In accordance with their Catholic beliefs, Becket's suit argued, the two parish schools "give priority to Catholic families seeking to ensure their children receive a Catholic education," including families from their own congregations as well as Catholic families active in other local parishes and Catholic families who recently moved to the Denver area.
Becket's suit contended the equal-opportunity requirement demands that participating preschools "provide eligible children an equal opportunity to enroll and receive preschool services regardless of ... religious affiliation, sexual orientation, (or) gender identity ... as such characteristics and circumstances apply to the child or the child's family."
In his June 4 opinion, Kane stated the Catholic preschools "contend this requirement prevents them from making enrollment decisions in accordance with their religious beliefs, as it prohibits them from preferencing Catholic families in enrollment and from considering whether a child or family is supportive of the Catholic Church's teachings, in particular its teachings on human sexuality."
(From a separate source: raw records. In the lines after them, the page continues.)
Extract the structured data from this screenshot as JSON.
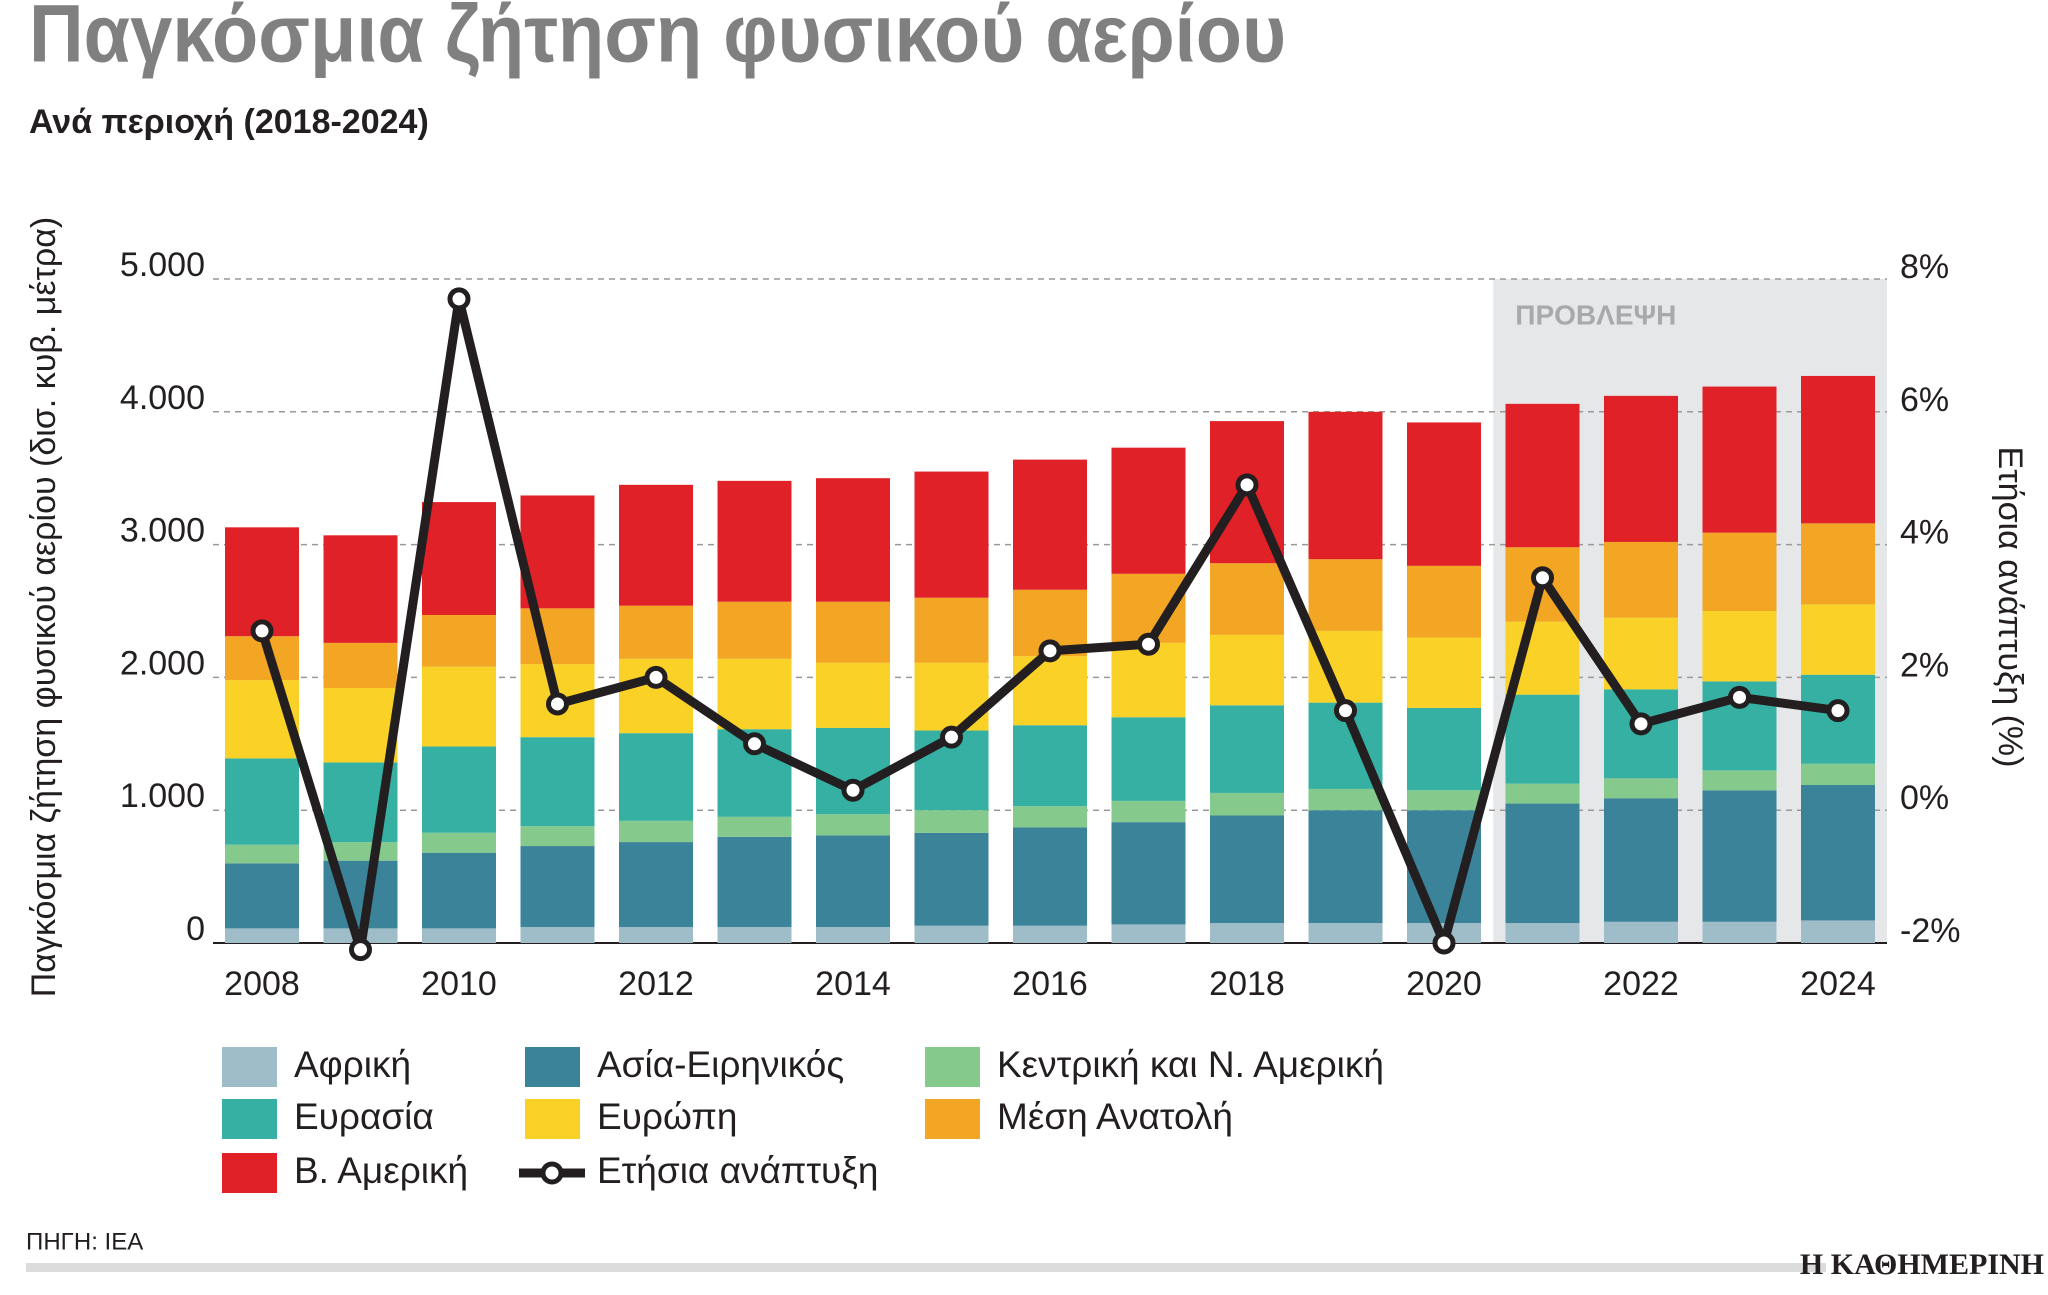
{
  "chart_data": {
    "type": "bar",
    "stacked": true,
    "title": "Παγκόσμια ζήτηση φυσικού αερίου",
    "subtitle": "Ανά περιοχή (2018-2024)",
    "y_label": "Παγκόσμια ζήτηση φυσικού αερίου (δισ. κυβ. μέτρα)",
    "y2_label": "Ετήσια ανάπτυξη (%)",
    "source": "ΠΗΓΗ: IEA",
    "brand": "Η ΚΑΘΗΜΕΡΙΝΗ",
    "forecast": {
      "label": "ΠΡΟΒΛΕΨΗ",
      "start_index": 13
    },
    "categories": [
      "2008",
      null,
      "2010",
      null,
      "2012",
      null,
      "2014",
      null,
      "2016",
      null,
      "2018",
      null,
      "2020",
      null,
      "2022",
      null,
      "2024"
    ],
    "ylim": [
      0,
      5000
    ],
    "yticks": [
      0,
      {
        "value": 1000,
        "label": "1.000"
      },
      {
        "value": 2000,
        "label": "2.000"
      },
      {
        "value": 3000,
        "label": "3.000"
      },
      {
        "value": 4000,
        "label": "4.000"
      },
      {
        "value": 5000,
        "label": "5.000"
      }
    ],
    "y2lim": [
      -2,
      8
    ],
    "y2ticks": [
      {
        "value": -2,
        "label": "-2%"
      },
      {
        "value": 0,
        "label": "0%"
      },
      {
        "value": 2,
        "label": "2%"
      },
      {
        "value": 4,
        "label": "4%"
      },
      {
        "value": 6,
        "label": "6%"
      },
      {
        "value": 8,
        "label": "8%"
      }
    ],
    "grid": true,
    "series": [
      {
        "name": "Αφρική",
        "color": "#9fbcc9",
        "values": [
          110,
          110,
          110,
          120,
          120,
          120,
          120,
          130,
          130,
          140,
          150,
          150,
          150,
          150,
          160,
          160,
          170
        ]
      },
      {
        "name": "Ασία-Ειρηνικός",
        "color": "#3b8399",
        "values": [
          490,
          510,
          570,
          610,
          640,
          680,
          690,
          700,
          740,
          770,
          810,
          850,
          850,
          900,
          930,
          990,
          1020
        ]
      },
      {
        "name": "Κεντρική και Ν. Αμερική",
        "color": "#86c98c",
        "values": [
          140,
          140,
          150,
          150,
          160,
          150,
          160,
          170,
          160,
          160,
          170,
          160,
          150,
          150,
          150,
          150,
          160
        ]
      },
      {
        "name": "Ευρασία",
        "color": "#35b0a3",
        "values": [
          650,
          600,
          650,
          670,
          660,
          660,
          650,
          600,
          610,
          630,
          660,
          650,
          620,
          670,
          670,
          670,
          670
        ]
      },
      {
        "name": "Ευρώπη",
        "color": "#f9d127",
        "values": [
          590,
          560,
          600,
          550,
          560,
          530,
          490,
          510,
          520,
          560,
          530,
          540,
          530,
          550,
          540,
          530,
          530
        ]
      },
      {
        "name": "Μέση Ανατολή",
        "color": "#f2a623",
        "values": [
          330,
          340,
          390,
          420,
          400,
          430,
          460,
          490,
          500,
          520,
          540,
          540,
          540,
          560,
          570,
          590,
          610
        ]
      },
      {
        "name": "Β. Αμερική",
        "color": "#e02127",
        "values": [
          820,
          810,
          850,
          850,
          910,
          910,
          930,
          950,
          980,
          950,
          1070,
          1110,
          1080,
          1080,
          1100,
          1100,
          1110
        ]
      },
      {
        "name": "Ετήσια ανάπτυξη",
        "color": "#231f20",
        "type": "line",
        "axis": "y2",
        "values": [
          2.7,
          -2.1,
          7.7,
          1.6,
          2.0,
          1.0,
          0.3,
          1.1,
          2.4,
          2.5,
          4.9,
          1.5,
          -2.0,
          3.5,
          1.3,
          1.7,
          1.5
        ]
      }
    ]
  }
}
The Denver Archdiocese "did not regard the congregation exception permitted by the (state) as a sufficient accommodation because of how the Archdiocese defines and prioritizes parishioners and because all families — Catholic and non-Catholic — enrolling students in Archdiocesan preschools must sign the Statement of Community Beliefs."
The district judge further ruled that state officials "did not present any evidence of the harm the Department or the public would experience if Plaintiff Preschools are not obligated to comply with the religious-affiliation aspect of the equal-opportunity requirement."
"The constitutional violation found here involves unelected government employees misconstruing a generally applicable statute," he wrote.
Both sides in the case are able to appeal the decision to the 10th U.S. Circuit Court of Appeals.